Since f′(x) does not change sign at x = 0, the curve does not turn — it has a horizontal point of inflection at (0, 0).

Marking notes. 1 — identifies stationary point. 1 — recognises second derivative test fails and constructs a sign table for f′. 1 — concludes "horizontal inflection" with the reason that f′ keeps the same sign on both sides. A response that just says "f″(0) = 0 so it's an inflection" earns 0/3 for the conclusion; the sign argument is essential.

1.3 — y = 2x³ + ax² + b with local min at (1, −4) (3 marks)

Sample response. The point (1, −4) lies on the curve: 2 + a + b = −4 ⇒ a + b = −6   [eqn 1].

The gradient at x = 1 is zero: y′ = 6x² + 2ax, so y′(1) = 6 + 2a = 0 ⇒ a = −3   [eqn 2].

Substituting into eqn 1: −3 + b = −6 ⇒ b = −3.

(Optional check: y″ = 12x + 2a = 12 − 6 = 6 > 0, confirming a local minimum at x = 1.)

Marking notes. 1 — uses the point condition correctly. 1 — uses the zero-gradient condition correctly. 1 — solves the system to find a = −3 and b = −3. Confusing the "local min" condition with y″ > 0 (instead of y′ = 0) loses the second mark.

2.1 — Cubic with given features (8 marks): sample Band-6 response with annotations

Sample Band-6 response.

Part (a). Curve through (1, 4):   a + b + c + d = 4   [P1].   Curve through (3, 0):   27a + 9b + 3c + d = 0   [P2]. [1 mark — value equations.]

y′(x) = 3ax² + 2bx + c.   y′(1) = 0:   3a + 2b + c = 0   [G1].   y′(3) = 0:   27a + 6b + c = 0   [G2]. [1 mark — gradient equations.]

Part (b). Subtract [G1] from [G2]: 24a + 4b = 0 ⇒ b = −6a. [1 mark.]

Substitute into [G1]: 3a + 2(−6a) + c = 0 ⇒ c = 12a − 3a = 9a. [1 mark.]

Substitute into [P1]: a + (−6a) + 9a + d = 4 ⇒ 4a + d = 4 ⇒ d = 4 − 4a.

Substitute into [P2]: 27a + 9(−6a) + 3(9a) + d = 0 ⇒ 27a − 54a + 27a + d = 0 ⇒ d = 0.

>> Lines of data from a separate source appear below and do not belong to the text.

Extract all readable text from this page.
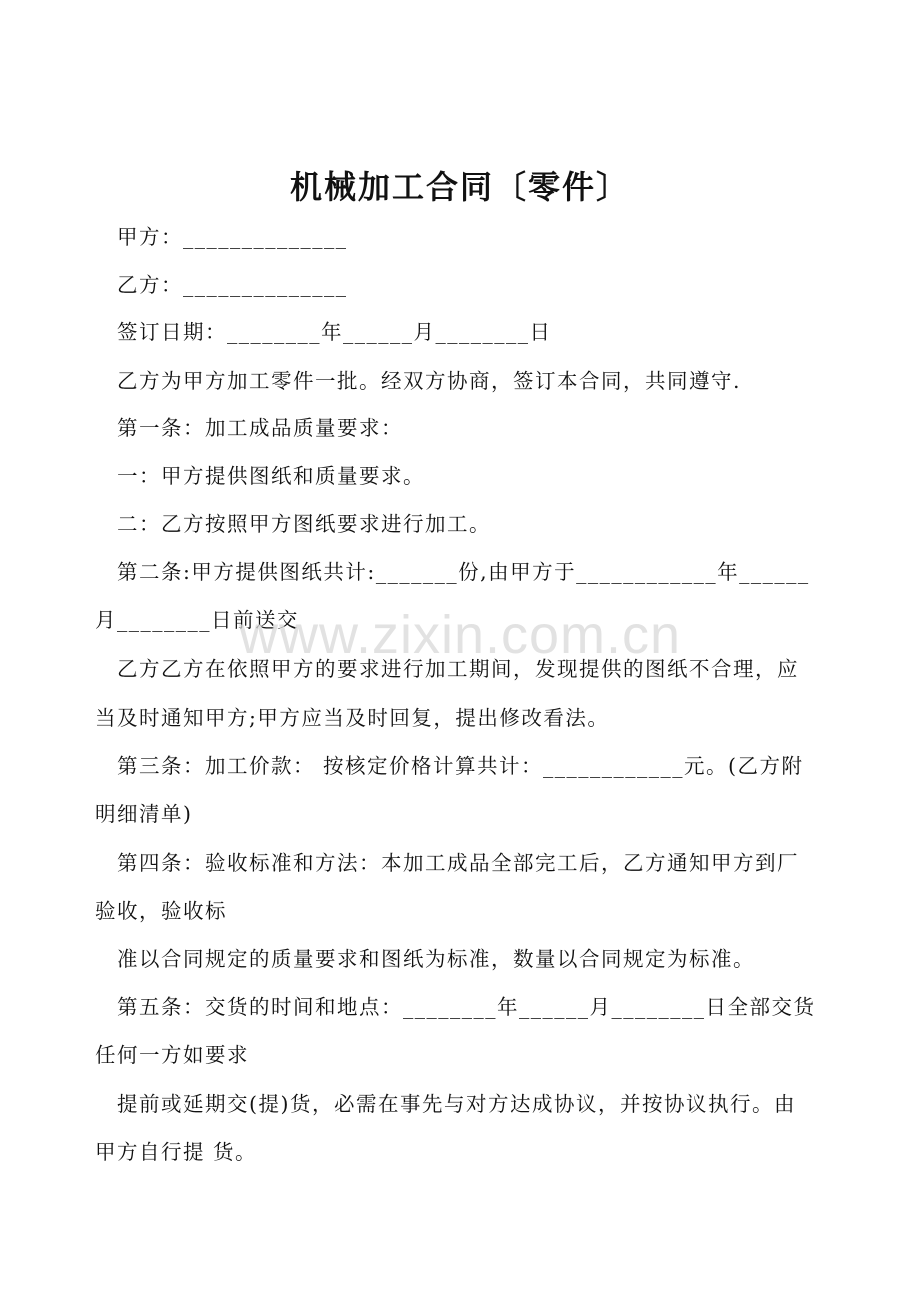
机械加工合同〔零件〕
甲方：______________
乙方：______________
签订日期：________年______月________日
乙方为甲方加工零件一批。经双方协商，签订本合同，共同遵守.
第一条：加工成品质量要求：
一：甲方提供图纸和质量要求。
二：乙方按照甲方图纸要求进行加工。
第二条:甲方提供图纸共计:_______份,由甲方于____________年______
月________日前送交
乙方乙方在依照甲方的要求进行加工期间，发现提供的图纸不合理，应
当及时通知甲方;甲方应当及时回复，提出修改看法。
第三条：加工价款： 按核定价格计算共计：____________元。(乙方附
明细清单)
第四条：验收标准和方法：本加工成品全部完工后，乙方通知甲方到厂
验收，验收标
准以合同规定的质量要求和图纸为标准，数量以合同规定为标准。
第五条：交货的时间和地点：________年______月________日全部交货
任何一方如要求
提前或延期交(提)货，必需在事先与对方达成协议，并按协议执行。由
甲方自行提 货。
www.zixin.com.cn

So 0 = 4 − 4a ⇒ a = 1, b = −6, c = 9, d = 0. The cubic is y = x³ − 6x² + 9x. [1 mark.]

Part (c). y″(x) = 6x + 2b = 6x − 12.

y″(1) = 6 − 12 = −6 < 0 ⇒ (1, 4) is a local maximum. ✓ [1 mark.]

y″(3) = 18 − 12 = 6 > 0 ⇒ (3, 0) is a local minimum. ✓ [1 mark.]

Part (d). Sketch: y = x³ − 6x² + 9x = x(x² − 6x + 9) = x(x − 3)². Intercepts at (0, 0) (single root, curve crosses) and (3, 0) (double root, curve touches and turns). Local max at (1, 4) between the two intercepts; local min at (3, 0) which coincides with the touching x-intercept. The cubic rises from −∞, passes through the origin, peaks at (1, 4), descends to touch the x-axis at (3, 0), then rises again to +∞. [1 mark — correct sketch with labels.]

Total: 8/8.

Band descriptors for marker.

Band 3: Sets up two equations only (typically the point conditions); does not use the zero-gradient conditions; cannot solve for all unknowns. ≈ 2-3 marks.

Band 4: Writes all four equations but does not solve cleanly; arrives at three of four unknowns; partial sketch. ≈ 4-5 marks.

Band 5: Solves the system in full; classifies both stationary points via y″; sketch present but missing the touching-versus-crossing distinction at x = 3. ≈ 6-7 marks.

Band 6: All four equations clearly labelled; system solved by elimination; both stationary points classified algebraically using y″; sketch shows the correct cubic shape with the (x − 3)² touching behaviour explicitly noted. 8/8.